You should test it against each value, which means that you’ll have to repeat writing collection[i][pre] multiple times.

Example …collection[i][pre] == "" || collection[i][pre] == false || collection[i][pre] == 0… etc.

That is too much writing, isn’t it?

There’s a quick way to convert the values into truthy and falsy values and then based on that you can filter the result and return the right string.

This doesn’t mean that your method is wrong. It only means that you will write a lot of lines in order to get to the solution.

Don’t hesitate to ask more questions.
I will be glad to help.


This site point article does a good job at explaining truethy falsey values in JavaScript


Thanks. What’s the other quick way to do this as you have mentioned?


I get the concept of truthy and falsy values. But how to compare them in my code?


To convert data into Booleans, you just need to add double !! before the variable.

This one is already written in the article shared by @Bouncey

Here is a quick example:

!!collection[i][pre] // all values will be converted into Booleans, if the value is string it becomes true, if it is null, it becomes false and so on.

Another way to do it is to use filter() Method… etc.


So basically what you’re saying is this?

var result;

  for (var i = 0; i < collection.length; i++) {
    if (!!collection[i][pre]) {
      result = false;
  return true;


I am sorry this is the right code:

  var result;

  for (var i = 0; i < collection.length; i++) {
    if (!!collection[i][pre]) {
      return false;
  return true;

But its still not returning the right result.

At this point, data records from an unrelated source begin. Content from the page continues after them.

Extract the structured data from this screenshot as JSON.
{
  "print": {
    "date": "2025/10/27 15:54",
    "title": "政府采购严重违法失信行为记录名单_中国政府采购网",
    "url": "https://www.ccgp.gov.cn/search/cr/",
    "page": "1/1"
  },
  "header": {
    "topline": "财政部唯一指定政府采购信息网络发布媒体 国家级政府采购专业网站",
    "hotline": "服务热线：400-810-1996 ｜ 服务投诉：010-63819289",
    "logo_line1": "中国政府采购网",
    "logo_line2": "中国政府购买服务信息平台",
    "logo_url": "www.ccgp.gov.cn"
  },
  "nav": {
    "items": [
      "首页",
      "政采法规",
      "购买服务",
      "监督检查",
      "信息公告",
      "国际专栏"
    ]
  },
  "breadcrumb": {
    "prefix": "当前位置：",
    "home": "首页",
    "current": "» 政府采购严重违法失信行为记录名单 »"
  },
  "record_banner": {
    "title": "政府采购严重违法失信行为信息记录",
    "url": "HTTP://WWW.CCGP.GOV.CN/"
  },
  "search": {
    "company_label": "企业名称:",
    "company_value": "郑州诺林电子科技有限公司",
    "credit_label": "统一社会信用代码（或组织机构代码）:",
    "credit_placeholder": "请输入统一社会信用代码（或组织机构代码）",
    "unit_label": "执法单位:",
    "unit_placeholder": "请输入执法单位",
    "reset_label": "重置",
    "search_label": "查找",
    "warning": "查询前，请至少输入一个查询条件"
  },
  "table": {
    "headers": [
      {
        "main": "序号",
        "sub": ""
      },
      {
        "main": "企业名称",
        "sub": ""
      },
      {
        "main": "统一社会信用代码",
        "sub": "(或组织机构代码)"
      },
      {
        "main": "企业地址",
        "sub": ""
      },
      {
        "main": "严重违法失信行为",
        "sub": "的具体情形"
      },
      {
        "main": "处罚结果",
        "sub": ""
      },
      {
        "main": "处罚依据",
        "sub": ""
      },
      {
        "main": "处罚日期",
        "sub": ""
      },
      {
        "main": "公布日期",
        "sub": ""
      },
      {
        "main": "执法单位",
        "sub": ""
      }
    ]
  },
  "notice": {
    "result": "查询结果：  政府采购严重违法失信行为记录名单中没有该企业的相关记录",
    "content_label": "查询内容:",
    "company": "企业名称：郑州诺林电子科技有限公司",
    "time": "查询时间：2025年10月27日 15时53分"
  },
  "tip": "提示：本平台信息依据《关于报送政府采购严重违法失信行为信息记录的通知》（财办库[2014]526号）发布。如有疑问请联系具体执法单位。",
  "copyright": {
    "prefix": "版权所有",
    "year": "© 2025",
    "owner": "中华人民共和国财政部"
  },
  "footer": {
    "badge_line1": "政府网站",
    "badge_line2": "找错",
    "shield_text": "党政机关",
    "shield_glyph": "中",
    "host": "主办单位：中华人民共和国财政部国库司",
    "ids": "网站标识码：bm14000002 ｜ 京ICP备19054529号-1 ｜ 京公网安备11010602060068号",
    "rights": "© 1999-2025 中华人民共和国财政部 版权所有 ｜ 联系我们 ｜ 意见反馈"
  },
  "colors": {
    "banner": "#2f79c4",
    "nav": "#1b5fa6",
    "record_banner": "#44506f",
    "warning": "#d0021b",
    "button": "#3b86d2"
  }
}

Read very well what I said to you
this one: !!collection[i][pre] only converts the data into Boolean

But you need one last step.

Think about it.


Oh i get it. This works!

  var result;

  for (var i = 0; i < collection.length; i++) {
    if (!!collection[i][pre] == false) {
      return false;
  return true;


Great that you got that beautiful green window of success appearing on your screen.


Good Luck & Happy Coding.


There is a much simpler way to write the above.


One last thing. Why couldn’t i access the property with dot notation?


Okay. What would that be?


Because pre is a variable and you must use bracket notation with a variable for a property name.

Dot notation can only be used if part after the dot is an actual property name. There are no properties named “pre” in the objects.


Could you give an example where it wouldn’t be a variable?


I see. Since it is an argument so that’s why only bracket notation can be used right?


Yes, you are correct.


Because it contains a string

For example
The variable user
which is equal to "Tinky-Winky"

if dot nation is used:


it’s going to be equal to:

collection[i]."Tinky-Winky" => which is wrong.


Thanks a lot. You’ve been a great help. Could i contact you directly in the future when I need help? I was facing huge problems understanding recursion and I literally had to copy and paste stuff in a couple of challenges to pass.